Simulacra – strategies of selves is Nusra Latif Qureshi’s first solo exhibition since joining Sutton Gallery in 2012. The exhibition features a series of digital prints that investigate ideas of identity and self-perception.
Nusra Latif Qureshi trained in Lahore in the Mughal miniature painting tradition and has developed a distinct and rich visual arts practice that engages with the visual histories of South Asia. Her work reveals a complex negotiation of stereotypes and the perceived past, presenting history as a collection of overlapping fragments rearranged to construct new narratives. Since moving to Melbourne in 2001, Qureshi’s work has also increasingly reflected upon her personal experience of being an immigrant woman in Australian society.
For Simulacra – strategies of selves, Qureshi has utilised cultural markers in their most obvious and explicit forms – clothing, jewellery and make-up – to craft a shifting and ambiguous identity. In some images the subject wears a white mask, chosen for its many charged social and post-colonial associations. Qureshi chose to engage the medium of photography for these works, given its distinct role in the formation and presentation of personal identity. Qureshi describes the photograph as ‘a space where self-perception conjoins, dissects, separates and faces the perceptions of the other … the aim of these photo-pictures is to address the absurdity of the perception that a single, formative identity must define a person’.
Although known for her miniature paintings, Qureshi has previously engaged the photographic medium to create the bold, large-scale work Did you come here to find history?, a nearly nine metre long digital print on transparent film produced for the 53rd Venice Biennale in 2009, which was subsequently exhibited at the National Portrait Gallery, Canberra, and recently acquired by the Tate in the UK.

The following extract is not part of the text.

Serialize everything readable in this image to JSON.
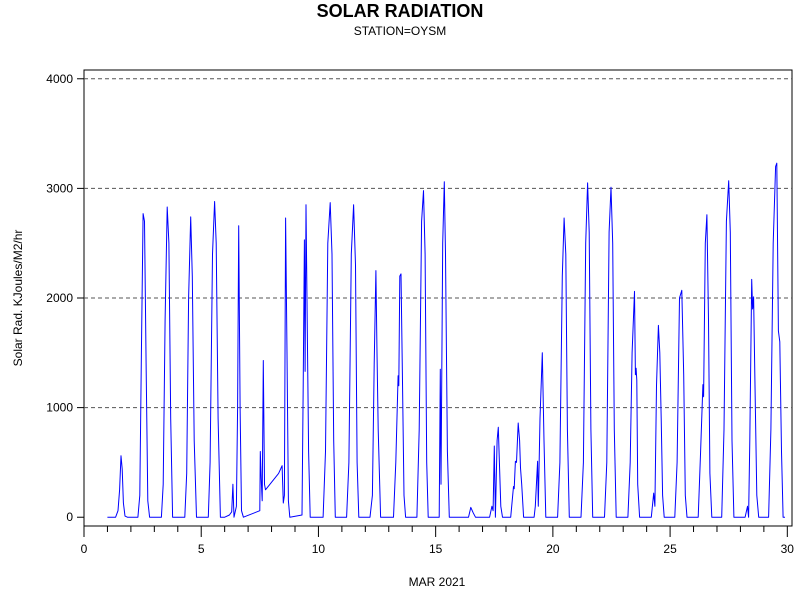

Nusra Latif Qureshi lectured at the National School of Art in Lahore from 1995 to 1999, immigrating to Australia in 2001 to take up postgraduate studies at the Victorian College of the Arts, The University of Melbourne. She has shown in numerous solo and group exhibitions across Asia, Australia, Europe and the United States, including a solo exhibition at Smith College Museum of Art, Northampton, in 2004.
Other selected exhibitions include: Air born, McClelland Gallery & Sculpture Park, Langwarrin, Victoria, 2013; Nothing to Declare?, The Academy of Arts, Brandenburger Tor, Berlin, 2013; Negotiating This World: Contemporary Australian Art, National Gallery of Victoria, Melbourne, 2012; Sub-Tropical Heat: New Art from South Asia, Govett-Brewster Art Gallery, New Zealand, 2012; Beyond the Self, National Portrait Gallery, Canberra, 2011; Realms of Intimacy: Miniaturist Practice from Pakistan, Contemporary Arts Center, Cincinnati, 2011; The Rising Tide, Mohatta Palace Museum, Karachi, Pakistan, 2010; Beyond The Page, Pacific Asia Museum, Pasadena, 2010; Living Traditions, National Art Gallery, Islamabad, Pakistan, 2009; East West Divan: Contemporary Art from Iran, Afghanistan and Pakistan, 53rd Venice Biennale, 2009; An Ever Expanding Universe, Perth Institute of Contemporary Arts, 2008; 5th Asia-Pacific Triennial Queensland Art Gallery, Brisbane, 2006; Karkhana: A Contemporary Collaboration, Aldrich Contemporary Art Museum, Connecticut, and
San Francisco Asian Art Museum, 2005; and Beyond Borders: Art of Pakistan, National Gallery of Modern Art, Mumbai, 2005. Earlier this year Qureshi was invited by the Australian Tapestry Workshop to create a tapestry in celebration of the Queen’s Diamond Jubilee.